How do you think about recommendations by Matthew Wilson in an article?
Would you like to adjust the implementation if you consider effects for uncaught/unhandled exceptions like they are described by Bruce Eckel?
Ninja uses no code that can throw exceptions. In fact, it even disables exception support (-fno-exceptions) for code size reasons.
I find the mentioned configuration parameter an update candidate. Do you prefer the error handling strategy "crash-only software"?
Do C++ exceptions provide the potential for improved error handling?
I do not want try/catch "everywhere". - I imagine that the software can eventually benefit from caught C++ exceptions if recoverable error situations happen which can also be handled with retries.
tfarina, please don't speak as if you are responsible for the decisions made in Ninja. It is entirely separate from Chrome and the decisions are mine.

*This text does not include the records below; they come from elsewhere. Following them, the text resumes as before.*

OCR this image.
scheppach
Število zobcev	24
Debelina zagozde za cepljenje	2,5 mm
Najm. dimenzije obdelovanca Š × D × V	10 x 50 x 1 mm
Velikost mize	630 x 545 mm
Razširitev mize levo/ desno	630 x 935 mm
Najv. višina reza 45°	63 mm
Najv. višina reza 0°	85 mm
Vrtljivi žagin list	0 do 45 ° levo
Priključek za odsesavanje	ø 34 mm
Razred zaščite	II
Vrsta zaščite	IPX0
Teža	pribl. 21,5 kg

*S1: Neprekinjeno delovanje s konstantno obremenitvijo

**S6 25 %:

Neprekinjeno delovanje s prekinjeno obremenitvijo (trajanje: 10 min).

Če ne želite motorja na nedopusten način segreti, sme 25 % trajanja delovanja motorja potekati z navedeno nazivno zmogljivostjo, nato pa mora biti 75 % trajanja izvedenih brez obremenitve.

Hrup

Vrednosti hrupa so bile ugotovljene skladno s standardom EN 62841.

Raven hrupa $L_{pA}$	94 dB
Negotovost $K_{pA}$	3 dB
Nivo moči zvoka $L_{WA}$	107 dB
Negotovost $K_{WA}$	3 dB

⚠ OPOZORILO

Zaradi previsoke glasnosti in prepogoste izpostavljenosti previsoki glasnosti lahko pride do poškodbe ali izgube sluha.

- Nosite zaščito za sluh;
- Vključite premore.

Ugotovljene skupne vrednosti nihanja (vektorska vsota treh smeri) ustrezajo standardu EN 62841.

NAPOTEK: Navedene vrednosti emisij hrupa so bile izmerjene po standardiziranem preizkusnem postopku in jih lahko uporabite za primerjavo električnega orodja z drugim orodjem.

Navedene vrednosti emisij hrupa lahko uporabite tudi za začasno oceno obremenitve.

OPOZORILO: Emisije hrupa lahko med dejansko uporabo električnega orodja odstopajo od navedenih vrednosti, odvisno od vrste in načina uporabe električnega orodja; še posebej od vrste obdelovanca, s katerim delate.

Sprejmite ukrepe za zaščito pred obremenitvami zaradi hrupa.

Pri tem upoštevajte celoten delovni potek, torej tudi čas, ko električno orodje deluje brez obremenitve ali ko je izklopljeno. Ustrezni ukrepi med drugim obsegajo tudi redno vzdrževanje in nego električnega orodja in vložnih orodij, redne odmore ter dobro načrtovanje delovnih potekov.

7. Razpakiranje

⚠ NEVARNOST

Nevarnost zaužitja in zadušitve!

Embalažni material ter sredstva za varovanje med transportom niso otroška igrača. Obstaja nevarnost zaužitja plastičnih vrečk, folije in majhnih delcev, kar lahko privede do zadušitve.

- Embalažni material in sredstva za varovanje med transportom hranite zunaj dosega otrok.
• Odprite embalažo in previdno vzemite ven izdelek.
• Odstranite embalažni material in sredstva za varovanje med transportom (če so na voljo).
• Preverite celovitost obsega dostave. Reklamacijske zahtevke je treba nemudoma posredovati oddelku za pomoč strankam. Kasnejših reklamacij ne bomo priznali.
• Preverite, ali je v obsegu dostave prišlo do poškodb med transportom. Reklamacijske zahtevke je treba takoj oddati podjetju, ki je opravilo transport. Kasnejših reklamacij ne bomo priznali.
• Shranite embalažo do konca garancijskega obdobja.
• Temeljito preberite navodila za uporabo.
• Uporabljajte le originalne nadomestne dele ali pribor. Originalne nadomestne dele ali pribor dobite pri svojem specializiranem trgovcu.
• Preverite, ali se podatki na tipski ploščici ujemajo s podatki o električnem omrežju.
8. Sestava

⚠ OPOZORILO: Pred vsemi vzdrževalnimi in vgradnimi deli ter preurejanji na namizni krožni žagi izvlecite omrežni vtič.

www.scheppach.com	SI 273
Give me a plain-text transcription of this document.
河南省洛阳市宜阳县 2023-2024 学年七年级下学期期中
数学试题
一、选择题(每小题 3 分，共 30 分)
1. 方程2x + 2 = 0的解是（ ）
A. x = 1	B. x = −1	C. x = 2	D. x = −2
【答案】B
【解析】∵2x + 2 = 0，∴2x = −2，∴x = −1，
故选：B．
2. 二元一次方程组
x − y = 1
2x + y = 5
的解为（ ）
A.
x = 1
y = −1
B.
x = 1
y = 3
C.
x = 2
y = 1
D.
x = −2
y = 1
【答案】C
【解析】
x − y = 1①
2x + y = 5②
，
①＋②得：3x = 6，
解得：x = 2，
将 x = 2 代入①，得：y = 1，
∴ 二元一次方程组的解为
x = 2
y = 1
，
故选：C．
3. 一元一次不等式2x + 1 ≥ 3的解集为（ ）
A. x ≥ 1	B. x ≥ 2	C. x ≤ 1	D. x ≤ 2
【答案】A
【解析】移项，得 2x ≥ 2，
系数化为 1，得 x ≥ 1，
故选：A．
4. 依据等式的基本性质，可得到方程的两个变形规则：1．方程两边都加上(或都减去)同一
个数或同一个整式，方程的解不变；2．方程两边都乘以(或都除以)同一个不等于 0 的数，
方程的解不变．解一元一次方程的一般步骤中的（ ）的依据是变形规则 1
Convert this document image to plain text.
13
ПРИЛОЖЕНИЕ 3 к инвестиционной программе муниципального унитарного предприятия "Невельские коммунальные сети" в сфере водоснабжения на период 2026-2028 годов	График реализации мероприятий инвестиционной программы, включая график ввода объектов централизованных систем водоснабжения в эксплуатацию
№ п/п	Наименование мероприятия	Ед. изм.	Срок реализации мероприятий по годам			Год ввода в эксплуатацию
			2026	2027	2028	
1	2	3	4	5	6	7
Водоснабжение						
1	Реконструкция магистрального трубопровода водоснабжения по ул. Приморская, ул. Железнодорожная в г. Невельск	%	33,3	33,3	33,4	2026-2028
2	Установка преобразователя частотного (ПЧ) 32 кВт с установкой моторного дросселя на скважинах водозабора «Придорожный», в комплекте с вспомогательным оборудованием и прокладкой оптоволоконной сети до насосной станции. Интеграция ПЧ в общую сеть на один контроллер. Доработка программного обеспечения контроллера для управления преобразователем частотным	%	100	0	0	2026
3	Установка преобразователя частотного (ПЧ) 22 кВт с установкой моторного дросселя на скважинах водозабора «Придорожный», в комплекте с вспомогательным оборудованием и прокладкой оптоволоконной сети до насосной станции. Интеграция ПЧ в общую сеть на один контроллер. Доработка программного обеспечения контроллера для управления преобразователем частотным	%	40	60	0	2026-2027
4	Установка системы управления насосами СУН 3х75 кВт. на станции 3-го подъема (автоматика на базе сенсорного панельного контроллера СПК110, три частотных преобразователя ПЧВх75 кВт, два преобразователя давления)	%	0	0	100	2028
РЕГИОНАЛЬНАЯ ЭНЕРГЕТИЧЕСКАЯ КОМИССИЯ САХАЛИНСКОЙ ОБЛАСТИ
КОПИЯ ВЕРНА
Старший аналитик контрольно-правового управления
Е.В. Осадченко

elfring, thanks a lot for your bug reports. Your attention to detail is very welcome and I think the ideas mentioned in the other bugs are good. I will be slow to respond as I am on vacation with slow/no internet.
To answer this question briefly, yes, the idea of crash-only software has been very influential on how I think about software (in some sense my reluctance to add a daemon mode to Ninja is due to that -- there's only one code path for loading state and it is frequently tested and fast). There are also many places memory is allocated without a matching delete for similar reasons.
However, all of the code was written with exceptions disabled (many functions use an extra string* out param for passing error state around). I'm not experienced writing exception-safe C++ code so I expect there are many places that would need careful review to introduce exceptions at this point. And as you already observed, we need to be diligent about checking return codes from libc functions regardless (we recently had a bug when you run out disk space, an fprint would fail in an uncaught manner). So I would prefer to not use exceptions at all.
If you have recommendations as how to better handle the termination behavior for fatal errors within STL I welcome your advice. I haven't read the articles you linked yet because I am about to get in a hot tub. :)
Would you like to reconsider the compilation parameter selection eventually?
Do other users try out different ones for their applications?
You can choose an error handling strategy. When do you prefer not to call "abort" for specific "exceptional situations"?
I think there's nothing to do here -- Ninja disables exceptions at compile time and none of the code is exception safe, so it'd be a bad idea to turn them on now. I'm ok with crashing on any error in C++ code (e.g. STL) we invoke that uses exceptions.